Last year RNZ revealed the estimated cost of doing that had put the Ministry for Culture and Heritage millions of dollars in deficit.

But the select committee report shows the ministry is expecting next month's budget will contain money to bail them out.

It has declined to be interviewed, but in a statement indicates it was keen to extend the exhibition.

"The government is supporting a lease extension to allow the Great War Exhibition to remain open and increase the opportunity for visitors to experience The Quinn's Post Trench Experience which opened to the public on Saturday 14 April 2018. In its first nine days of operation, more than 1300 visitors have been through the Trench Experience," the statement said.

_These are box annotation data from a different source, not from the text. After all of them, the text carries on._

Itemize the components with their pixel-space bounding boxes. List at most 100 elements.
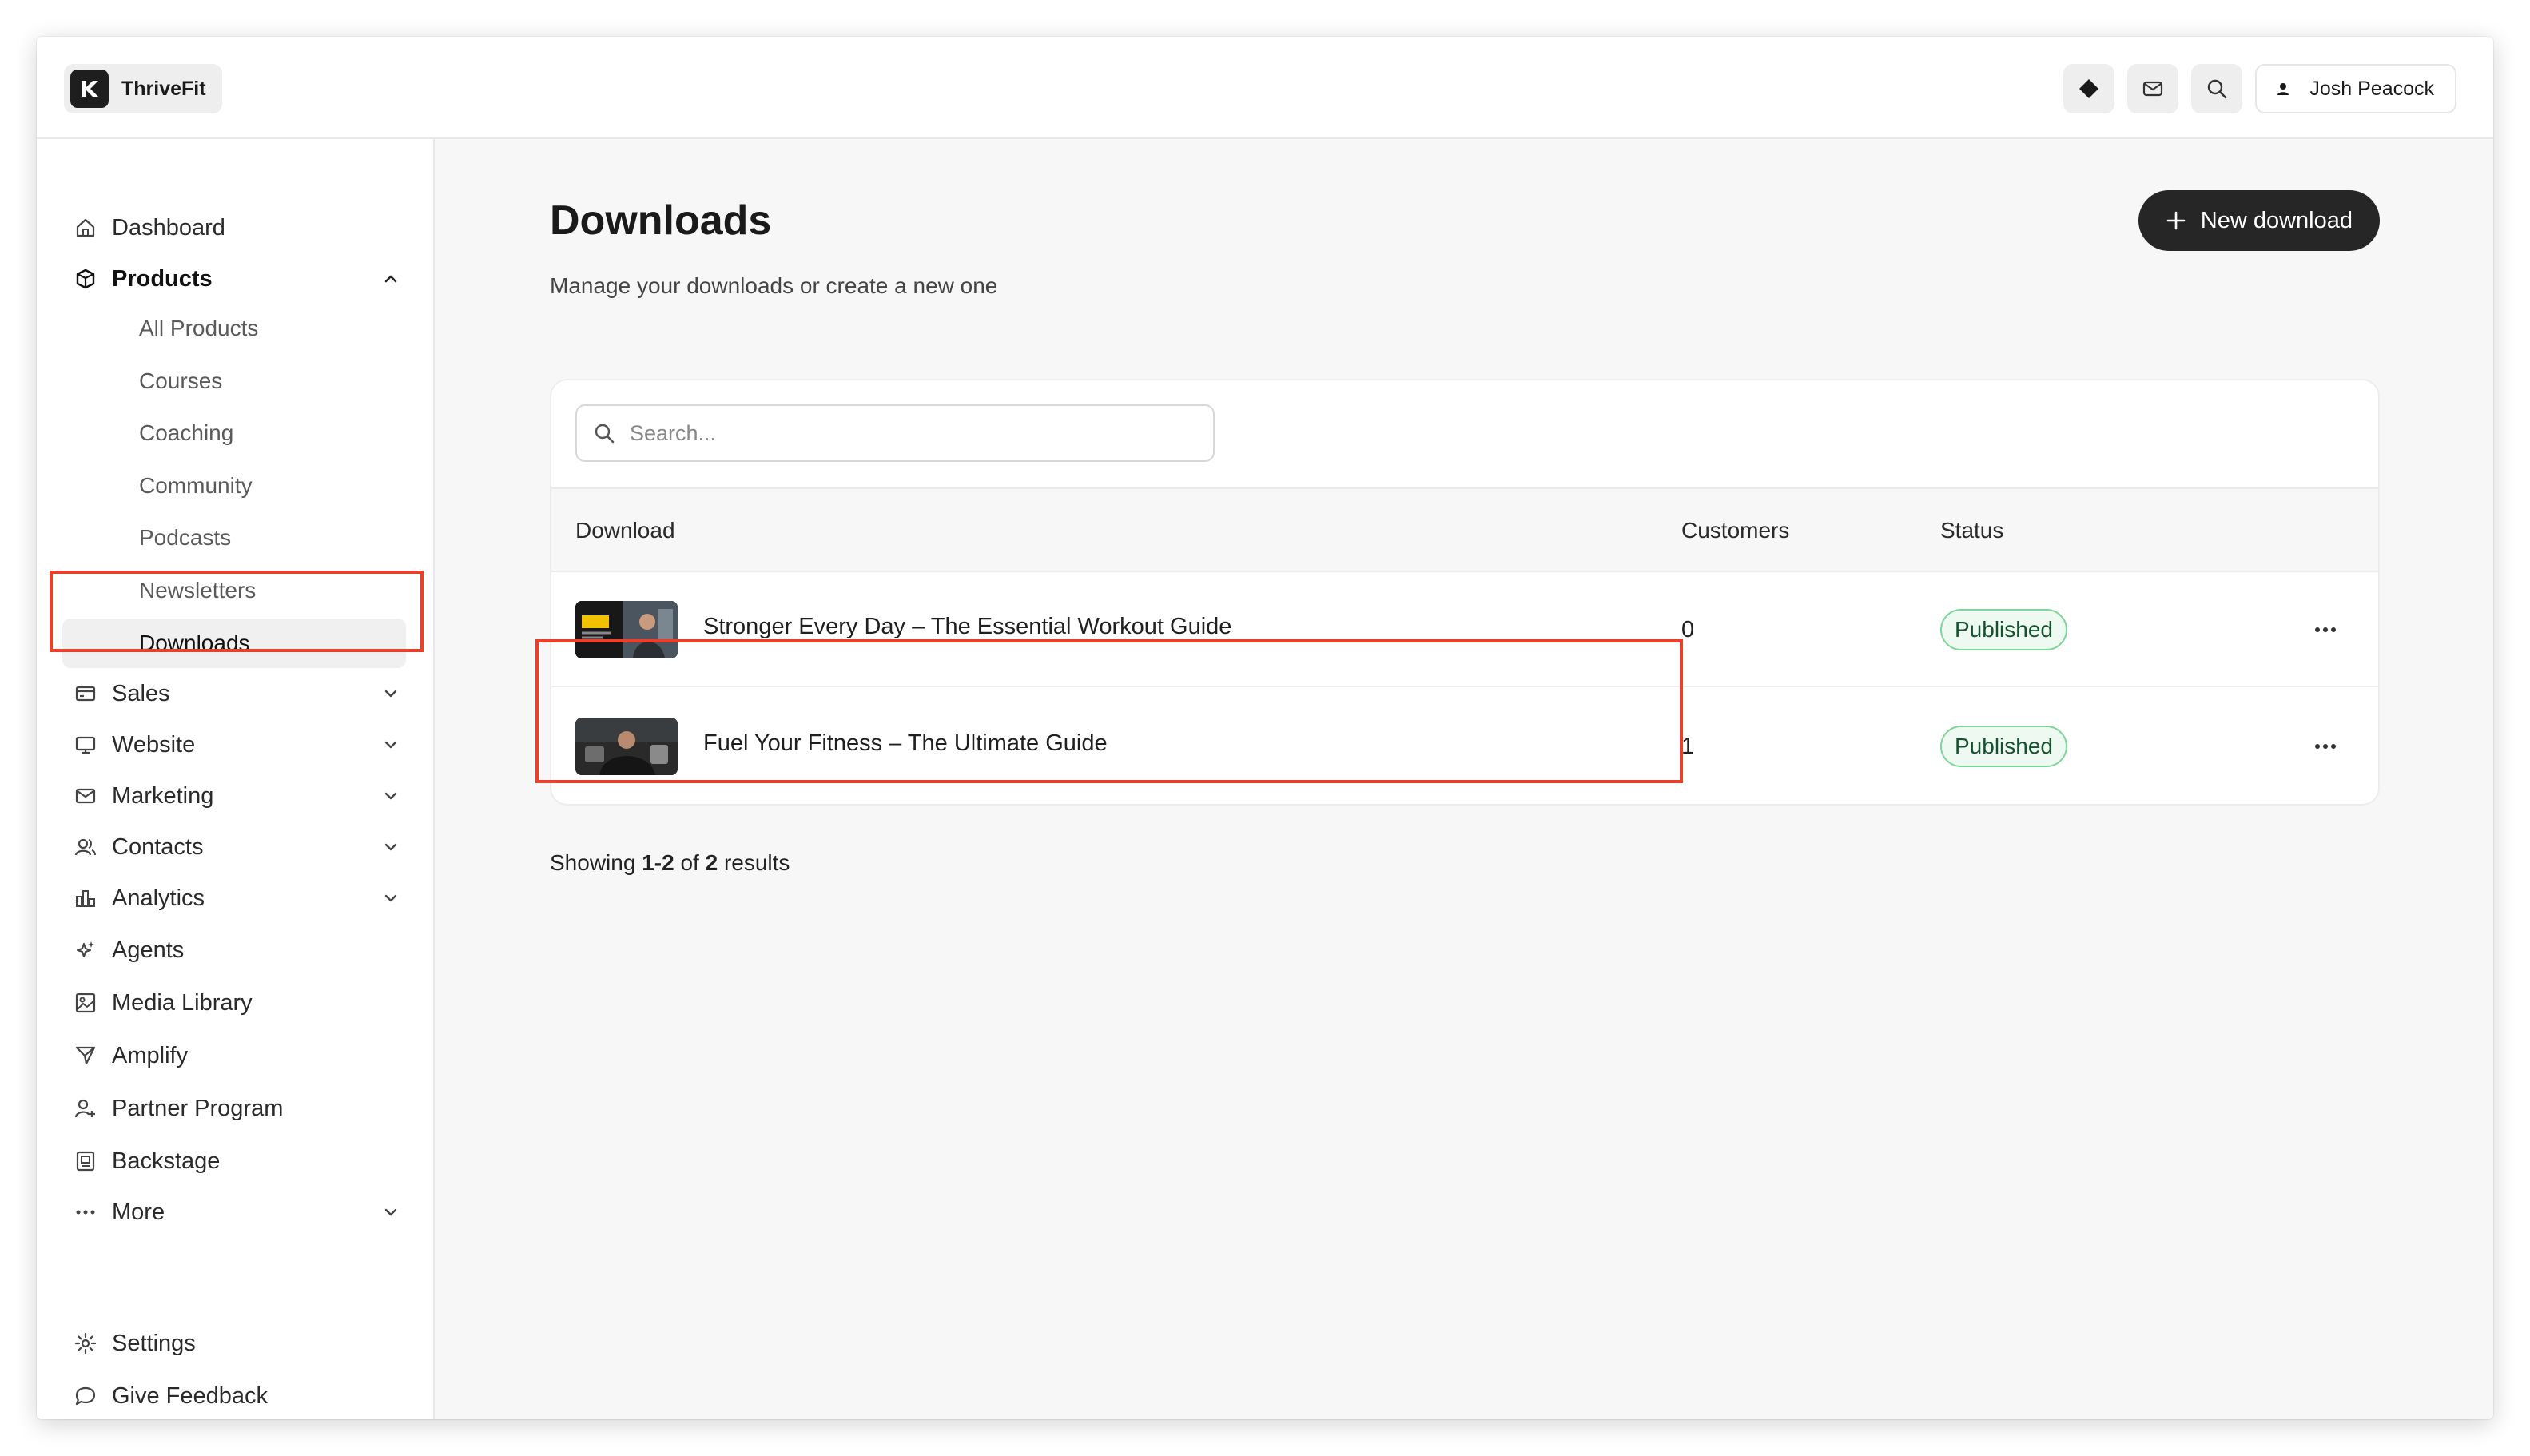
box-icon xyxy=(74,267,97,291)
chevron-down-icon xyxy=(380,734,401,755)
results-of: of xyxy=(680,850,699,875)
row-actions-button[interactable] xyxy=(2308,614,2343,646)
chart-icon xyxy=(74,886,97,910)
sidebar-item-agents[interactable]: Agents xyxy=(74,927,408,973)
column-header-customers[interactable]: Customers xyxy=(1681,518,1789,543)
diamond-icon xyxy=(2079,79,2099,98)
table-row[interactable]: Stronger Every Day – The Essential Worko… xyxy=(551,572,2378,687)
search-field[interactable] xyxy=(575,404,1215,462)
image-icon xyxy=(74,991,97,1015)
inbox-button[interactable] xyxy=(2127,64,2179,113)
sidebar-item-label: Amplify xyxy=(112,1042,189,1068)
page-title: Downloads xyxy=(550,197,772,244)
sidebar-item-label: Backstage xyxy=(112,1148,221,1174)
sidebar-item-give-feedback[interactable]: Give Feedback xyxy=(74,1373,408,1419)
search-icon xyxy=(595,424,615,444)
main-content: Downloads Manage your downloads or creat… xyxy=(435,139,2493,1419)
brand-logo-icon xyxy=(70,70,109,108)
user-name: Josh Peacock xyxy=(2309,77,2434,100)
sidebar-item-label: Contacts xyxy=(112,833,204,860)
search-input[interactable] xyxy=(630,420,1197,446)
results-prefix: Showing xyxy=(550,850,636,875)
chevron-down-icon xyxy=(380,837,401,857)
mail-icon xyxy=(74,784,97,808)
search-button[interactable] xyxy=(2191,64,2243,113)
partner-icon xyxy=(74,1096,97,1120)
page-subtitle: Manage your downloads or create a new on… xyxy=(550,273,998,298)
sidebar-subitem-newsletters[interactable]: Newsletters xyxy=(62,566,406,615)
sidebar-item-label: Partner Program xyxy=(112,1095,284,1121)
diamond-button[interactable] xyxy=(2063,64,2115,113)
sidebar-subitem-coaching[interactable]: Coaching xyxy=(62,408,406,458)
workspace-name: ThriveFit xyxy=(121,77,206,100)
sidebar-item-label: Website xyxy=(112,731,196,758)
download-title[interactable]: Stronger Every Day – The Essential Worko… xyxy=(703,614,1231,640)
sidebar-item-marketing[interactable]: Marketing xyxy=(74,773,408,819)
sidebar-item-partner-program[interactable]: Partner Program xyxy=(74,1085,408,1132)
column-header-status[interactable]: Status xyxy=(1940,518,2003,543)
backstage-icon xyxy=(74,1149,97,1173)
gear-icon xyxy=(74,1331,97,1355)
download-thumbnail xyxy=(575,601,678,658)
status-badge: Published xyxy=(1940,726,2067,767)
column-header-download[interactable]: Download xyxy=(575,518,675,543)
avatar xyxy=(2269,75,2297,102)
chevron-up-icon xyxy=(380,269,401,289)
sidebar-item-settings[interactable]: Settings xyxy=(74,1320,408,1366)
sidebar-item-label: Sales xyxy=(112,680,170,706)
results-total: 2 xyxy=(705,850,718,875)
workspace-switcher[interactable]: ThriveFit xyxy=(64,64,222,113)
top-actions: Josh Peacock xyxy=(2063,64,2456,113)
mail-icon xyxy=(2143,81,2163,97)
row-actions-button[interactable] xyxy=(2308,730,2343,762)
sidebar-item-amplify[interactable]: Amplify xyxy=(74,1032,408,1079)
sidebar-item-label: Products xyxy=(112,265,213,292)
download-title[interactable]: Fuel Your Fitness – The Ultimate Guide xyxy=(703,730,1108,757)
sidebar-item-more[interactable]: More xyxy=(74,1189,408,1235)
sidebar-item-label: Marketing xyxy=(112,782,214,809)
customer-count: 1 xyxy=(1681,734,1695,759)
downloads-table-card: Download Customers Status xyxy=(550,379,2380,806)
sidebar-item-label: Analytics xyxy=(112,885,205,911)
app-window: ThriveFit Josh Peacock Dashboard Product… xyxy=(37,37,2493,1419)
chevron-down-icon xyxy=(380,888,401,909)
card-icon xyxy=(74,682,97,706)
sidebar-subitem-all-products[interactable]: All Products xyxy=(62,304,406,353)
user-menu-button[interactable]: Josh Peacock xyxy=(2255,64,2456,113)
sidebar-item-media-library[interactable]: Media Library xyxy=(74,980,408,1026)
table-row[interactable]: Fuel Your Fitness – The Ultimate Guide 1… xyxy=(551,689,2378,804)
sidebar-item-contacts[interactable]: Contacts xyxy=(74,824,408,870)
sidebar-item-label: Give Feedback xyxy=(112,1382,269,1409)
sidebar-item-sales[interactable]: Sales xyxy=(74,670,408,717)
sidebar-item-dashboard[interactable]: Dashboard xyxy=(74,205,408,251)
sidebar-subitem-courses[interactable]: Courses xyxy=(62,356,406,406)
sidebar-subitem-community[interactable]: Community xyxy=(62,461,406,511)
sidebar-item-backstage[interactable]: Backstage xyxy=(74,1138,408,1184)
send-icon xyxy=(74,1044,97,1068)
sidebar-item-website[interactable]: Website xyxy=(74,722,408,768)
home-icon xyxy=(74,216,97,240)
chevron-down-icon xyxy=(380,683,401,704)
new-download-button[interactable]: New download xyxy=(2138,190,2380,251)
search-icon xyxy=(2208,79,2227,99)
monitor-icon xyxy=(74,733,97,757)
dots-icon xyxy=(74,1200,97,1224)
sidebar-item-label: More xyxy=(112,1199,165,1225)
more-horizontal-icon xyxy=(2315,627,2336,632)
new-download-label: New download xyxy=(2200,207,2353,233)
chevron-down-icon xyxy=(380,786,401,806)
sidebar-subitem-downloads[interactable]: Downloads xyxy=(62,619,406,668)
more-horizontal-icon xyxy=(2315,744,2336,749)
results-summary: Showing 1-2 of 2 results xyxy=(550,850,790,876)
sidebar-item-products[interactable]: Products xyxy=(74,256,408,302)
sidebar-subitem-podcasts[interactable]: Podcasts xyxy=(62,513,406,563)
download-thumbnail xyxy=(575,718,678,775)
users-icon xyxy=(74,835,97,859)
plus-icon xyxy=(2166,211,2186,230)
customer-count: 0 xyxy=(1681,617,1695,642)
sidebar-item-label: Agents xyxy=(112,937,185,963)
chat-icon xyxy=(74,1384,97,1408)
status-badge: Published xyxy=(1940,609,2067,650)
sidebar-item-analytics[interactable]: Analytics xyxy=(74,875,408,921)
sidebar: Dashboard Products All Products Courses … xyxy=(37,139,435,1419)
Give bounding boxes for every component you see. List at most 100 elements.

While visitor numbers did drop after the first year, they have been up towards 85,000 annually and visitors rate the exhibition highly, it said.

But Professor Thomas said Massey was keen to have its creative arts centre back in the building.

"We have a world class creative arts college and they've been dispersed for the last four years. We need to bring them all together again as a creative hub," she said.

"We need more floor space, we need some iconic presence at that campus so that we can see where the university is, what the front door is and we also need to regain our capability for running public events there.

"So that sense of public space, where we might have lectures or graduations and so on has been lost for the last four years. We're very keen to regain those things," she said.

The ministry said it was working on a business case for setting up and running a permanent military centre, although there are no timeframes attached to this.